The notion of a divine covenant was obviously present in these early law codes. The ‘Laws of Moses’, however – Hebrew codes of the first millennium bce – had a novel feature: they were cast as a treaty that a human legislator negotiated with God. Even as Moses mediated it, law still depended on divine sanction for legitimacy. God wrote some commandments, at least, ‘with his own finger’, even deigning to issue, as it were, a second edition after Moses broke the original tablets. In chapter 24 of the Book of Exodus, in what may be an alternative version, or perhaps an account of the means of transmission of some other laws, God’s amanuensis jotted down the rest at divine dictation. Elsewhere, the identification of law with divine will prevailed, everywhere we know about, until secular theories of jurisprudence emerged in China and Greece toward the middle of the first millennium bce.

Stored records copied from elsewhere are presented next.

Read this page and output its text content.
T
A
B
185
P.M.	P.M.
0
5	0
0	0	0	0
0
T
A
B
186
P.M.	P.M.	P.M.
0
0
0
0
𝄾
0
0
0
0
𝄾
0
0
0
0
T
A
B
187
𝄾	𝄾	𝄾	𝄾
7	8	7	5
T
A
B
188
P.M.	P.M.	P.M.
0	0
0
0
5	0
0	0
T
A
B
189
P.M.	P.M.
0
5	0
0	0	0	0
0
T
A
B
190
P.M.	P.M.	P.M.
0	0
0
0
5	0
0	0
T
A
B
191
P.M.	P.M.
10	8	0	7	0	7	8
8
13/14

Down to our own times rival ideas have jostled with codified law: that law is a body of tradition, inherited from the ancestors, which codification might reduce and rigidify; or that law is an expression of justice, which can be applied and reapplied independently in every case, by reference to principles. In practice, codification has proved insuperable: it makes judges’ decisions objectively verifiable, by means of comparison with the code; as circumstances require, it can be reviewed and revised; it suits democracies, because it shifts power from judges – who, in most societies are, in varying degrees, a self-electing elite – to legislators, who supposedly represent the people. Gradually, almost all laws have been codified. Even where principles of jurisprudence conflict – as in England and other places where, thanks to the way the British Empire shaped traditions of jurisprudence, equity and custom still have an entrenched place in judges’ decision making – statutes tend to prevail over custom and principles in forming judicial decisions.

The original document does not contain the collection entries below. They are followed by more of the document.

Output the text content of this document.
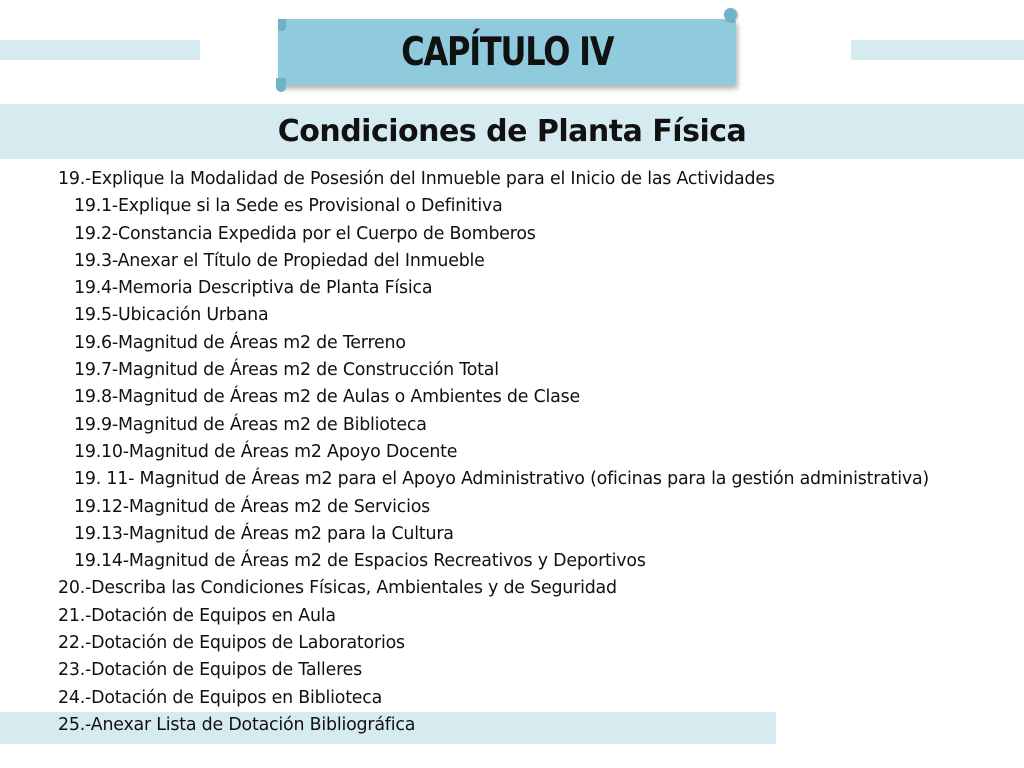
CAPÍTULO IV
Condiciones de Planta Física
19.-Explique la Modalidad de Posesión del Inmueble para el Inicio de las Actividades
19.1-Explique si la Sede es Provisional o Definitiva
19.2-Constancia Expedida por el Cuerpo de Bomberos
19.3-Anexar el Título de Propiedad del Inmueble
19.4-Memoria Descriptiva de Planta Física
19.5-Ubicación Urbana
19.6-Magnitud de Áreas m2 de Terreno
19.7-Magnitud de Áreas m2 de Construcción Total
19.8-Magnitud de Áreas m2 de Aulas o Ambientes de Clase
19.9-Magnitud de Áreas m2 de Biblioteca
19.10-Magnitud de Áreas m2 Apoyo Docente
19. 11- Magnitud de Áreas m2 para el Apoyo Administrativo (oficinas para la gestión administrativa)
19.12-Magnitud de Áreas m2 de Servicios
19.13-Magnitud de Áreas m2 para la Cultura
19.14-Magnitud de Áreas m2 de Espacios Recreativos y Deportivos
20.-Describa las Condiciones Físicas, Ambientales y de Seguridad
21.-Dotación de Equipos en Aula
22.-Dotación de Equipos de Laboratorios
23.-Dotación de Equipos de Talleres
24.-Dotación de Equipos en Biblioteca
25.-Anexar Lista de Dotación Bibliográfica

The Flock and the Shepherd: Social Thought
Law is a link between politics and society: the means by which rulers try to influence the way people behave towards each other. Among the same protean bureaucracies that wrote laws down, and produced new, sometimes terrifying justifications of state power, we can catch glimpses of new social thinking, too. By and large, the doctrines in question reflect the benign goals of many of the early law codes. Most concerned the problems of regulating relationships between classes, sexes, and generations.
The idea of the equality of all people is a case in point. We think of it as a modern ideal. Serious efforts to achieve it have been made in a sustained fashion only for the last two hundred years or so; but it crops up in every age. When did it start?

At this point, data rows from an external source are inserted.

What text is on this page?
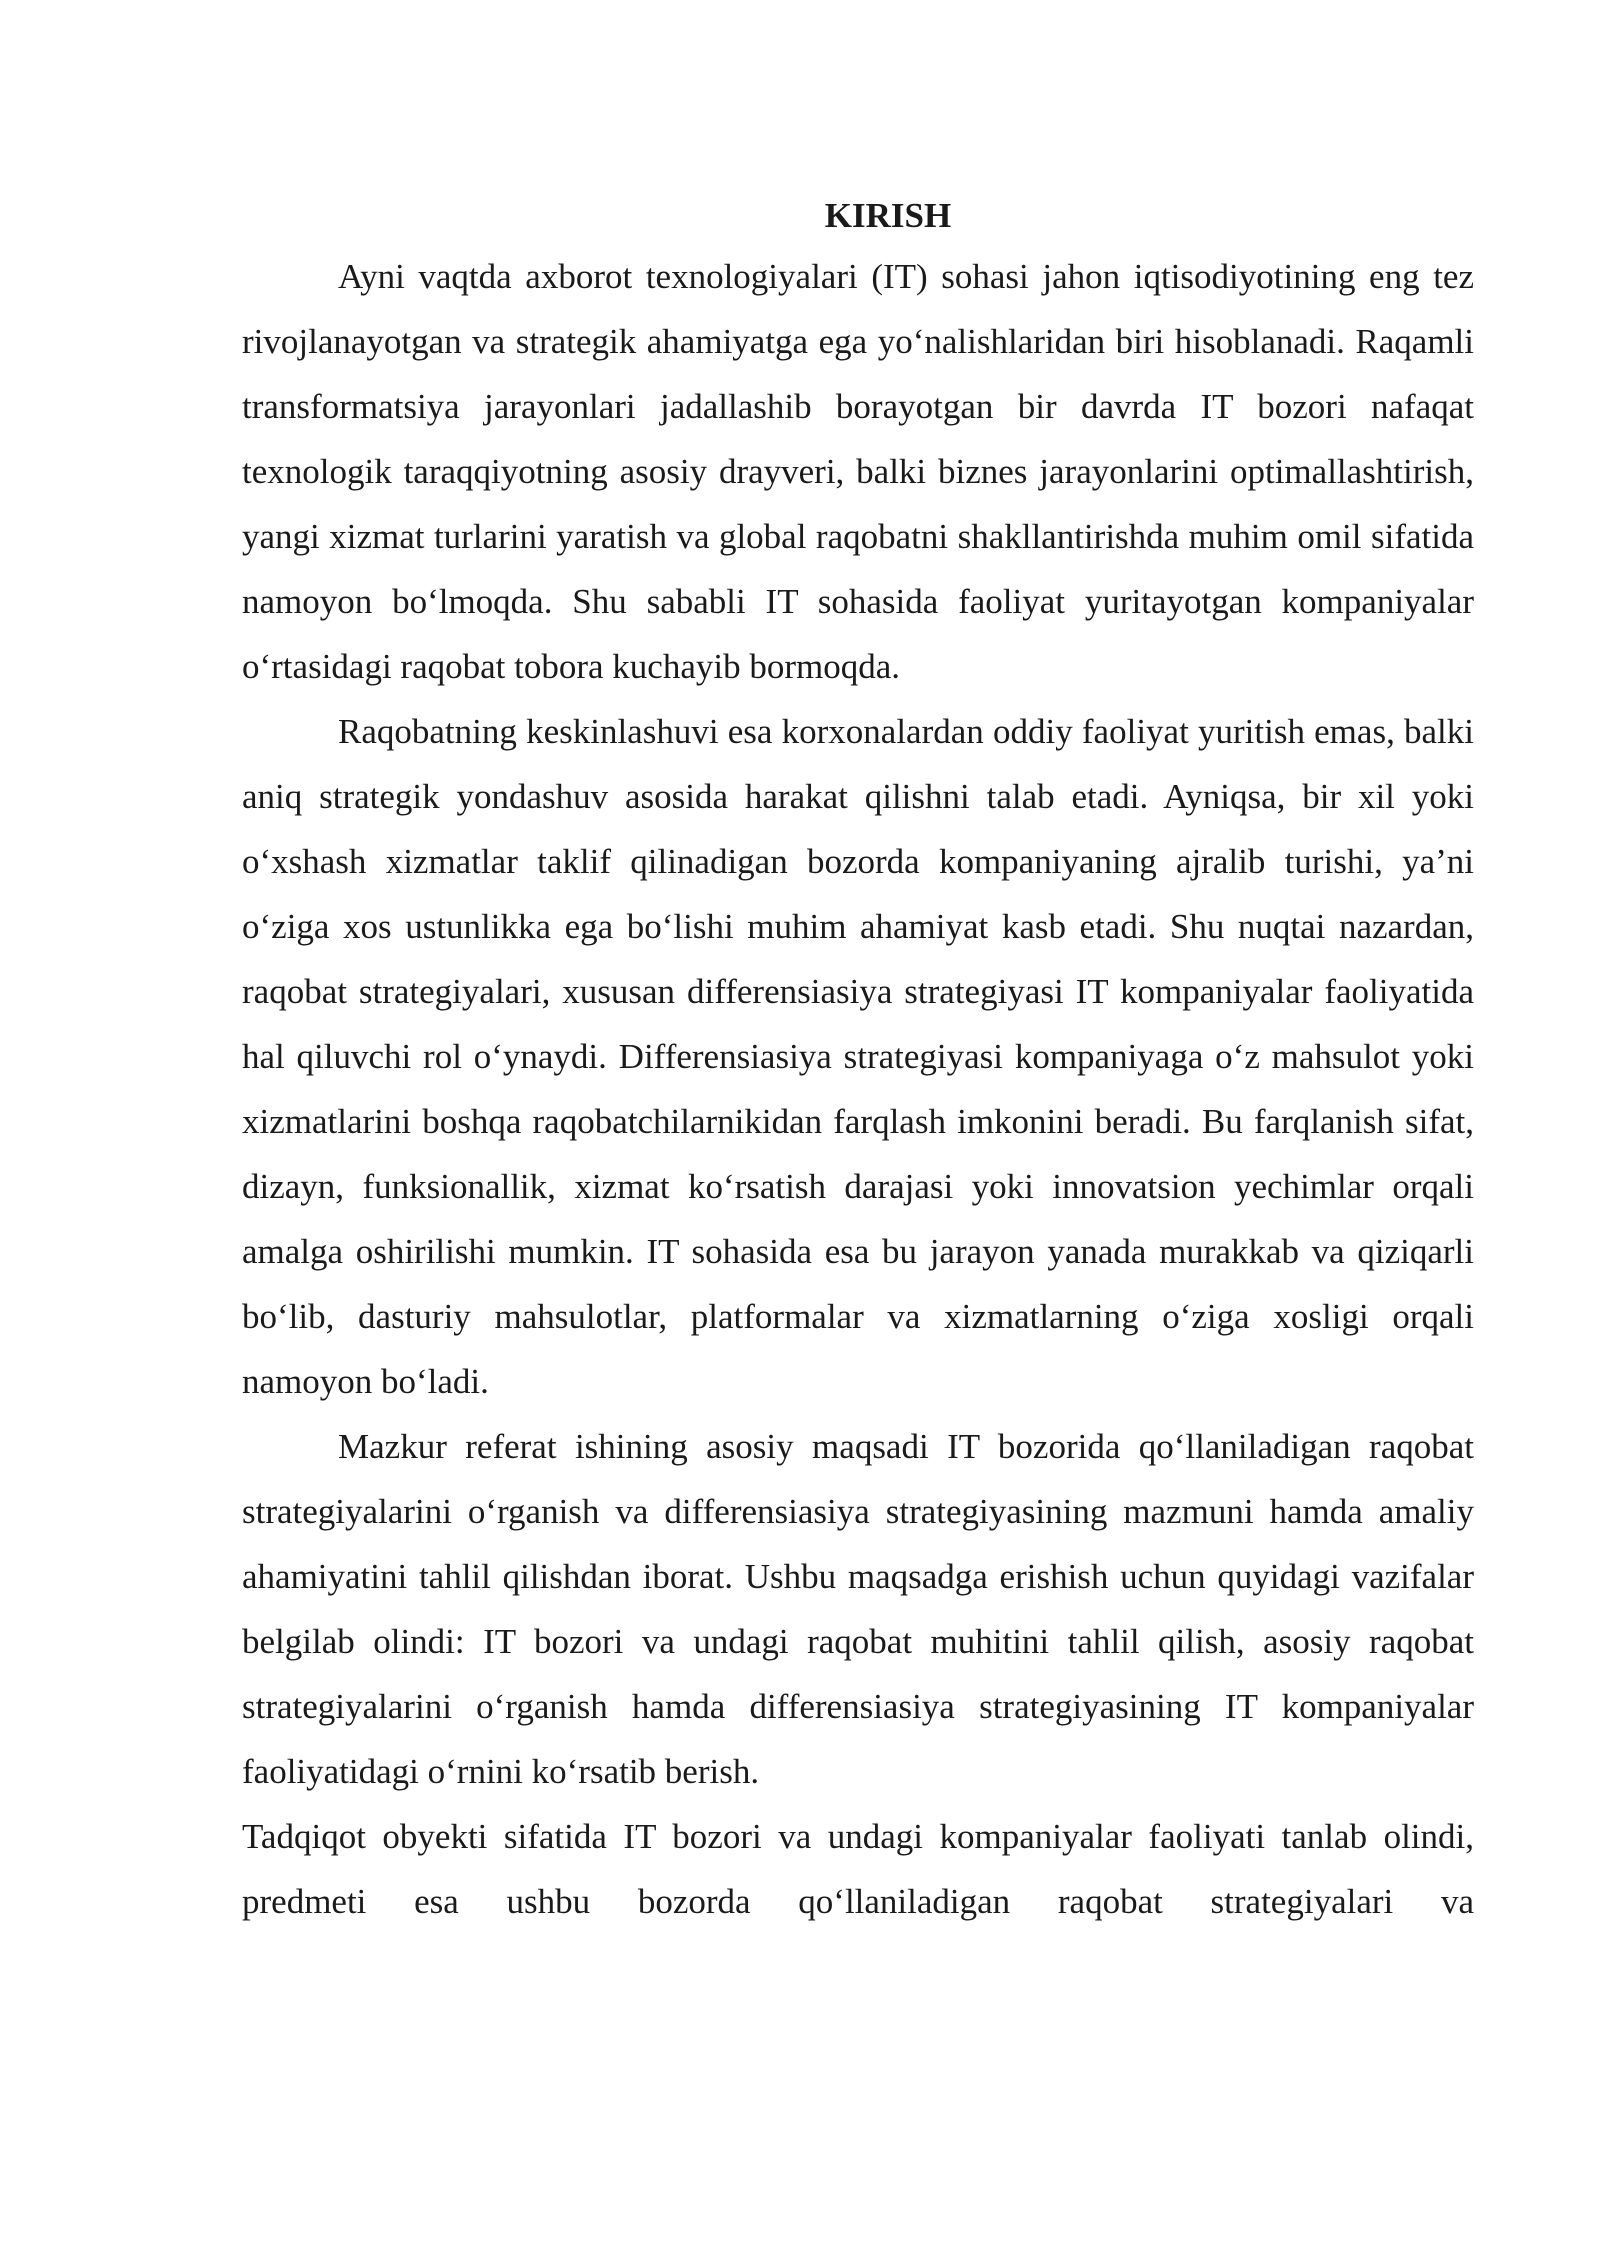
KIRISH

Ayni vaqtda axborot texnologiyalari (IT) sohasi jahon iqtisodiyotining eng tez rivojlanayotgan va strategik ahamiyatga ega yo‘nalishlaridan biri hisoblanadi. Raqamli transformatsiya jarayonlari jadallashib borayotgan bir davrda IT bozori nafaqat texnologik taraqqiyotning asosiy drayveri, balki biznes jarayonlarini optimallashtirish, yangi xizmat turlarini yaratish va global raqobatni shakllantirishda muhim omil sifatida namoyon bo‘lmoqda. Shu sababli IT sohasida faoliyat yuritayotgan kompaniyalar o‘rtasidagi raqobat tobora kuchayib bormoqda.

Raqobatning keskinlashuvi esa korxonalardan oddiy faoliyat yuritish emas, balki aniq strategik yondashuv asosida harakat qilishni talab etadi. Ayniqsa, bir xil yoki o‘xshash xizmatlar taklif qilinadigan bozorda kompaniyaning ajralib turishi, ya’ni o‘ziga xos ustunlikka ega bo‘lishi muhim ahamiyat kasb etadi. Shu nuqtai nazardan, raqobat strategiyalari, xususan differensiasiya strategiyasi IT kompaniyalar faoliyatida hal qiluvchi rol o‘ynaydi. Differensiasiya strategiyasi kompaniyaga o‘z mahsulot yoki xizmatlarini boshqa raqobatchilarnikidan farqlash imkonini beradi. Bu farqlanish sifat, dizayn, funksionallik, xizmat ko‘rsatish darajasi yoki innovatsion yechimlar orqali amalga oshirilishi mumkin. IT sohasida esa bu jarayon yanada murakkab va qiziqarli bo‘lib, dasturiy mahsulotlar, platformalar va xizmatlarning o‘ziga xosligi orqali namoyon bo‘ladi.

Mazkur referat ishining asosiy maqsadi IT bozorida qo‘llaniladigan raqobat strategiyalarini o‘rganish va differensiasiya strategiyasining mazmuni hamda amaliy ahamiyatini tahlil qilishdan iborat. Ushbu maqsadga erishish uchun quyidagi vazifalar belgilab olindi: IT bozori va undagi raqobat muhitini tahlil qilish, asosiy raqobat strategiyalarini o‘rganish hamda differensiasiya strategiyasining IT kompaniyalar faoliyatidagi o‘rnini ko‘rsatib berish.

Tadqiqot obyekti sifatida IT bozori va undagi kompaniyalar faoliyati tanlab olindi, predmeti esa ushbu bozorda qo‘llaniladigan raqobat strategiyalari va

A doctrine of equality was first recorded in a famous Egyptian text from the mouth of Amun-Re: the god says he created ‘every man like his fellow’ and sent the winds ‘that every man might breathe like his fellow’ and floods ‘that the poor man might have rights in them like the rich’;50 but evildoing had produced inequalities that were a purely human responsibility. The text appeared regularly on Egyptian coffins in the second millennium bce. But it may have had a long prehistory. Some thinkers have argued that it was a sort of collective memory from an early phase, a ‘golden age’ of primitive innocence, when inequalities were slighter than in recorded times, or a pre-social past, such as Rousseau imagined, or a supposedly communitarian forager past. The notion has some impressive minds on its side. As a good Christian and a good Marxist, Joseph Needham, the unsurpassed historian of Chinese science, shared the hatred of landlords common in Chinese songs of the seventh century bce. As one songster said of landlords, ‘You do not sow. You do not reap. So where do you get the produce of those three hundred fa
rms?’51 Needham saw the songs as echoes from ‘a stage of early society before … bronze-age proto-feudalism and the institution of private property’.52
There never was such an age to remember. But it can have been imagined. Most cultures invoke a myth of good old days to denounce the vices of the present: ‘the times that came after the gods’, as ancient Egyptian proverbial wisdom called them, when ‘books of wisdom were their pyramids: is there anyone here like [them]?’53 In Mesopotamia in the second millennium bce, Gilgamesh, the world’s oldest surviving epic, sketched a time before canals, overseers, liars, sickness, and senectitude. The Mahabharata, reputedly the world’s longest poem, condensed ancient Indian traditions on the same subject in the fourth or fifth century bce: a world undivided between rich and poor, in which all were equally blessed.54 Not long afterwards the Chinese book known as Zhuangzi depicted an ancient ‘state of pure simplicity’, when all men and all creatures were one, before sages, officials, and artists corrupted virtue and natural liberty.55 In Ovid’s summary of the corresponding Greek and Roman tradition, the first humans spent their lives in ease with only reason – the law encoded in their hearts – to rule them: hierarchy would have been pointless.56
The idea of equality originated in myth, extolled by many, believed by few. When, occasionally, idealists have taken it seriously, it has usually provoked violent rebellions of the underprivileged against the prevailing order. Equality is impracticable; but it is easier to massacre the rich and powerful than to elevate the poor and oppressed. We call successful rebellions ‘revolutions’: they have often proclaimed equality, especially in modern times, as we shall see at intervals in the rest of this book. But they have never achieved it for long.57
Egalitarians therefore usually strive only to diminish inequality or tackle it selectively. Women are among the people they seem commonly to exempt. Theories purporting to explain or justify female inferiority crop up often in sources that survive from the third and second millennia bce in apparent tension with evidence, or at least frequent claims, that worship of a mother goddess was the – or a – primordial universal religion. Many feminists would like those claims to be true, but are they?